By ANTONELLA ARTUSO, Toronto Sun
Last Updated: April 8, 2010 5:58pm
The wide availability of cheap contraband cigarettes is undermining efforts to get people to turn away from the cancer-causing habit, anti-tobacco activists say.
With more than 60,0000 Ontario students reportedly smoking the illegal cigarettes, several health organizations are calling on the provincial and federal governments to step up their efforts.
Michael Perley, director of the Ontario Campaign for Action on Tobacco (OCAT), said Thursday that contraband tobacco products manufactured on native reserves sell for as little as $10-$15 for a plastic bag containing 200 cigarettes.
The lowest legitimate price found for that many cigarettes would be $50-$55, he said.
“The First Nations issue is sensitive — we need to negotiate and engage with First Nations — but that should not prevent us from having a very broad campaign in our communities to restrict the supply and dissemination of this product,” he said.
Dr. Marco Di Buono, director of research at the Heart and Stroke Foundation of Ontario, said smoking currently accounts for 45% of heart disease in men and 40% of heart disease in women under the age of 65.
Most smokers start before age 20, and half of those who do will die prematurely from lung or heart disease and cancer, he said.
After years of falling smoking rates, the trend has flat-lined, he said.
Knowing that the price of cigarettes is important to young people considering smoking, the cheap and ready supply of contraband cigarettes is being implicated.
“We have to ask ourselves — we have waged a war but are we losing the battle,” Di Buono said.
Perley said anti-smoking groups are asking the Ontario government to reform the provincial quota system under which products from licensed Canadian tobacco companies are supplied tax-free to First Nations and to launch a campaign using social media to reach young people.
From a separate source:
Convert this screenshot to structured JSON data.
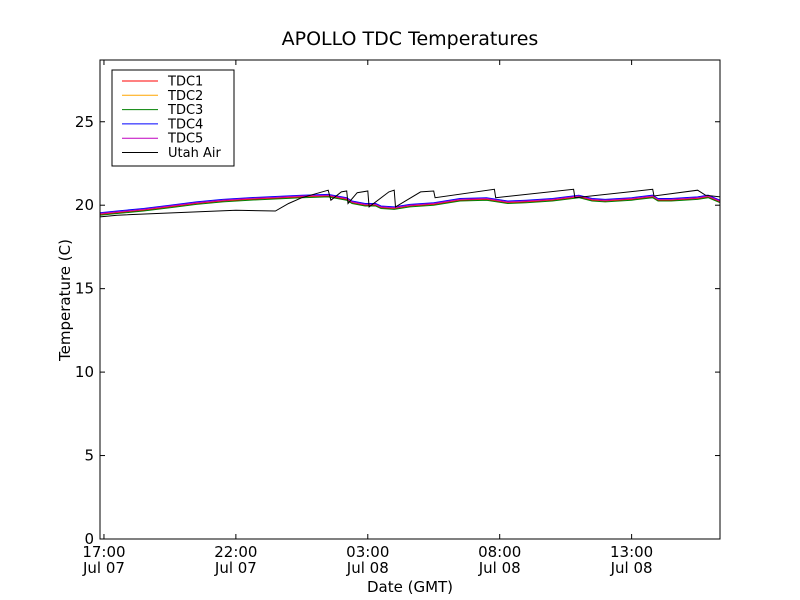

Leslie O’Leary, a spokesman for Ontario Revenue Minister John Wilkinson, said the government has enacted enforcement measures under the Tobacco Tax Act over the past five years.
Convictions under the Tobacco Tax Act more than tripled between 2007-08 and 2008-09, she said.
About 74 million illegal cigarettes, 294,000 untaxed cigars and 32 million grams of fine-cut tobacco have been seized by ministry investigators and inspectors over the past two years, she said.